The FDA has announced labeling changes for Zocor (simvastatin), which the agency approved in 1991 to lower cholesterol. The new labeling reflects results of the Heart Protection Study (HPS), a clinical trial involving more than 20,500 people. This research showed that Zocor is effective in reducing risks of fatal and non-fatal heart attacks and strokes, and in reducing the need for bypass surgery and angioplasty.
In the study, men and women who have heart disease or are at high risk because of diabetes, peripheral arterial disease, or a history of stroke or other cerebrovascular disease, were treated with either Zocor or a placebo for an average of five years. The average age of patients entering the HPS was 64 and the average LDL-C (low density lipoprotein C or "bad" cholesterol) level at baseline was 131 milligrams per deciliter. The trial population included a large number of people with diabetes and older people.
The risk of death from coronary heart disease was reduced by 18 percent in those treated with Zocor. The risk of having a non-fatal heart attack was reduced by 38 percent in this group. Zocor also reduced the risk of stroke by 25 percent and reduced the need for undergoing procedures to unblock clogged arteries.
The effect of Zocor in reducing the rate of cardiovascular events was seen in a number of subpopulations of people enrolled in the trial, including those with and without heart disease or diabetes, and regardless of gender, age, or baseline cholesterol levels. An important observation was that people who had diabetes, peripheral vessel disease, and cerebrovascular disease, but who had no evidence of heart disease, benefited from taking Zocor. The drug has been shown to be effective in reducing total cholesterol and LDL cholesterol.

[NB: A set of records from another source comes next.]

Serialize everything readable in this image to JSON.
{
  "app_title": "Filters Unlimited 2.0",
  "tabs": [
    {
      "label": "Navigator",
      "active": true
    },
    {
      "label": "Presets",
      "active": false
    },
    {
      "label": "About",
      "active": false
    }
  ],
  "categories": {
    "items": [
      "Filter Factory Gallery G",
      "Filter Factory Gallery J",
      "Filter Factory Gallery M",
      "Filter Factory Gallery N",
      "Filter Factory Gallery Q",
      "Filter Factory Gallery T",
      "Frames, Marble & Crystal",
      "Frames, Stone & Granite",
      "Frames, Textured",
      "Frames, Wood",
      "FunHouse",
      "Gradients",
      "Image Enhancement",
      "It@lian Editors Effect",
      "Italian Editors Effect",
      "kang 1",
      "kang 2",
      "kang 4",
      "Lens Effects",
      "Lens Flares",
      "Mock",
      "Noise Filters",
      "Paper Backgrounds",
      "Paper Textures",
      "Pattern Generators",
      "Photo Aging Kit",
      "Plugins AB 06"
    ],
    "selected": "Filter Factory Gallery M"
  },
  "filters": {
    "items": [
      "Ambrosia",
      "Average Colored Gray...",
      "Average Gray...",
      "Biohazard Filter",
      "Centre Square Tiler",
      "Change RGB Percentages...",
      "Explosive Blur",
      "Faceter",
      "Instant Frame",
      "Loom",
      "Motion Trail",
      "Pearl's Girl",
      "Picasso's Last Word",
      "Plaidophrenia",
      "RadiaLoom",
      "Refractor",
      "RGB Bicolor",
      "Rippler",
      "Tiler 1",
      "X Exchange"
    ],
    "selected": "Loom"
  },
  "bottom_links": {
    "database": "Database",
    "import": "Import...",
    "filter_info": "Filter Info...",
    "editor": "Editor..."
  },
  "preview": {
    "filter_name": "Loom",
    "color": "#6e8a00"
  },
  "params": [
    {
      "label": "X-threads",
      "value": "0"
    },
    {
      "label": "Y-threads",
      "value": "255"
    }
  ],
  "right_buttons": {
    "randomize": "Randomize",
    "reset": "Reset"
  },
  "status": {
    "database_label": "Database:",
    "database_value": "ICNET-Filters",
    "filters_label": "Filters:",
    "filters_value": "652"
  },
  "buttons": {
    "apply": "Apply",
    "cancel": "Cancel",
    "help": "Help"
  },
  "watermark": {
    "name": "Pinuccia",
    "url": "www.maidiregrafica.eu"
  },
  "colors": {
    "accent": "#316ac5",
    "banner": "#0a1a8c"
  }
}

Zocor is one of a class of cholesterol-lowering drugs called statins. As with other statins, Zocor should be used with a standard cholesterol-lowering diet. The dose of Zocor should be determined according to the goals of therapy and the response to the drug. People taking this type of medication should also be aware of any muscle pain, which may indicate rhabdomyolysis, a muscle breakdown disorder. Symptoms can include fatigue, weakness, fever, nausea and vomiting, and severe muscle pain. The disorder can cause electrolyte imbalances that could result in heart rhythm problems, cardiac arrest, or heart attack.
Zocor is manufactured by Merck and Co. Inc. of Whitehouse Station, N.J.